Die einstweilige Verfügung ist zur Abwendung einer Gefährdung der rechtlich geschützten Interessen der Kläger notwendig (Verfügungsgrund). Wenn das beantragte Hinweisschild nicht angebracht wird und lediglich das Neuschild des Beklagten zu 1 vorhanden ist, besteht die Gefahr, daß den Klägern Alt- und/oder Neukunden und damit entsprechende Umsätze dadurch verlorengehen, daß diese (potentiellen) Kunden den Beklagten zu 1 oder einen anderen Anwalt beauftragen. Diese Gefahr des Mandanten- und Umsatzverlustes wird zwar durch die von den Klägern getroffenen anderweitigen Vorsorgemaßnahmen (u.a. Schreiben an die Altkunden, Zeitungsannoncen, Schild an der Neupraxis) gemindert, jedoch nicht völlig ausgeschlossen. Denn erfahrungsgemäß werden Annoncen in Tageszeitungen in der Regel nur bei einem entsprechenden Interesse gelesen. Es besteht deshalb die ernsthafte Gefahr, daß insbesondere Neukunden, die die neue Anschrift der Kläger nicht kennen jedoch bei gegebenem Anlaß, z.B. aufgrund positiver Berichte von Altkunden, die Kläger mandatiert hätten, den Klägern ohne das Hinweisschild verlustig gehen würden.

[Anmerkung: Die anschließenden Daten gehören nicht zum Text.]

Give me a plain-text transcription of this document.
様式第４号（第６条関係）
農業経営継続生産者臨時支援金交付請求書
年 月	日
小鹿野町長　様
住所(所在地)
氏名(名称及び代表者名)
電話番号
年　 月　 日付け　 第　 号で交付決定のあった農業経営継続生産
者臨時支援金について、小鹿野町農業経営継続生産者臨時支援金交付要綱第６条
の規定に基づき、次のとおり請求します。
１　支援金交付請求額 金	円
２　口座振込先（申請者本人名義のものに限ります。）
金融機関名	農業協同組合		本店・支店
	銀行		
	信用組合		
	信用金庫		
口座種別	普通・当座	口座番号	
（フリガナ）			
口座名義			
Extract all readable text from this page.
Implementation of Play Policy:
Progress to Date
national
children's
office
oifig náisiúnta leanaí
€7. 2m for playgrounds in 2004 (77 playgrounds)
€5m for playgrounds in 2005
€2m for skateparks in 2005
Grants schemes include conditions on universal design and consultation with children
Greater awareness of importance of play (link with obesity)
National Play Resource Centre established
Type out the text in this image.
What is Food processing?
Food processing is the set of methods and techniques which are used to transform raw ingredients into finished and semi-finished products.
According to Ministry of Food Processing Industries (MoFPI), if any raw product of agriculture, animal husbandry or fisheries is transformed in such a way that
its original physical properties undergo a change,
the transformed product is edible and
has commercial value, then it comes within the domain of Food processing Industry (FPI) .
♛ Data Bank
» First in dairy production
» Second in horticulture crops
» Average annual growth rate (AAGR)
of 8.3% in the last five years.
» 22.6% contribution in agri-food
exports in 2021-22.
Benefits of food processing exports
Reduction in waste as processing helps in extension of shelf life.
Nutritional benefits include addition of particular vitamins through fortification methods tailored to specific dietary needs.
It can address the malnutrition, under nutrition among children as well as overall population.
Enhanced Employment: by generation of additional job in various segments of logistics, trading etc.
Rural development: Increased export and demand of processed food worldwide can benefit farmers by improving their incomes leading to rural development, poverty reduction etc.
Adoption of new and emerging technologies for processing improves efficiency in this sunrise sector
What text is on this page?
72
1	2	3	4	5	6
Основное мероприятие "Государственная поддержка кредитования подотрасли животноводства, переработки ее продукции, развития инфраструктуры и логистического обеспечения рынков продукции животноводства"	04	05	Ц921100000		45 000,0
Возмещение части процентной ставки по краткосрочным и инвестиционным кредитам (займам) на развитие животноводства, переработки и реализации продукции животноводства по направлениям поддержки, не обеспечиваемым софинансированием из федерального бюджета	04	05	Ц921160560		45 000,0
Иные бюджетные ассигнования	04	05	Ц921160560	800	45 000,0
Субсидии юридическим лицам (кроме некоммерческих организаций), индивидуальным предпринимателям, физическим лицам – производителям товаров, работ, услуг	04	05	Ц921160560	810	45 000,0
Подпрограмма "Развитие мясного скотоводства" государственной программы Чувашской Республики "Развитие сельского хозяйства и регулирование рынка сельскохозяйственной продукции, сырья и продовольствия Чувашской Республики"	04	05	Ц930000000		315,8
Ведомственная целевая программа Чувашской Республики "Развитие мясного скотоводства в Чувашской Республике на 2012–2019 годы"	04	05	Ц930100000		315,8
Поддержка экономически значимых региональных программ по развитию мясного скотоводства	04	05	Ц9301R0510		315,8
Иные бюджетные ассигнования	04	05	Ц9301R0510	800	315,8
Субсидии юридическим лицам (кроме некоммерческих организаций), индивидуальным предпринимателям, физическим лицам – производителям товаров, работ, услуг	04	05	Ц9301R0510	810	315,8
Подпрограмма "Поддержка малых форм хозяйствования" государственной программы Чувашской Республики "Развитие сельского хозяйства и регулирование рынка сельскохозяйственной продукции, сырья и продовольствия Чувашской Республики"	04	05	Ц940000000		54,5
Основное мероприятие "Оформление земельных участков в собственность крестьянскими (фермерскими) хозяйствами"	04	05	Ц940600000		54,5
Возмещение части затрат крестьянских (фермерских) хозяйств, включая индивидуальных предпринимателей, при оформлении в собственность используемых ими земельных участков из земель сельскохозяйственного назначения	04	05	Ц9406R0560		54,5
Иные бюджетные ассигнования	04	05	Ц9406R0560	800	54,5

Der Verfügungsgrund besteht auch im Verhältnis zur Beklagten zu 2. Denn die Beklagte zu 2 ist zur Duldung des Hinweisschildes nur dann bereit, wenn sie vom Beklagten zu 1 zur Duldung aufgefordert wird. Das ist bisher nicht geschehen.

II.

1. Die Kläger haben gegen den Beklagten zu 1 auch einen Anspruch auf Gestattung der Anbringung und Duldung des Hinweisschildes.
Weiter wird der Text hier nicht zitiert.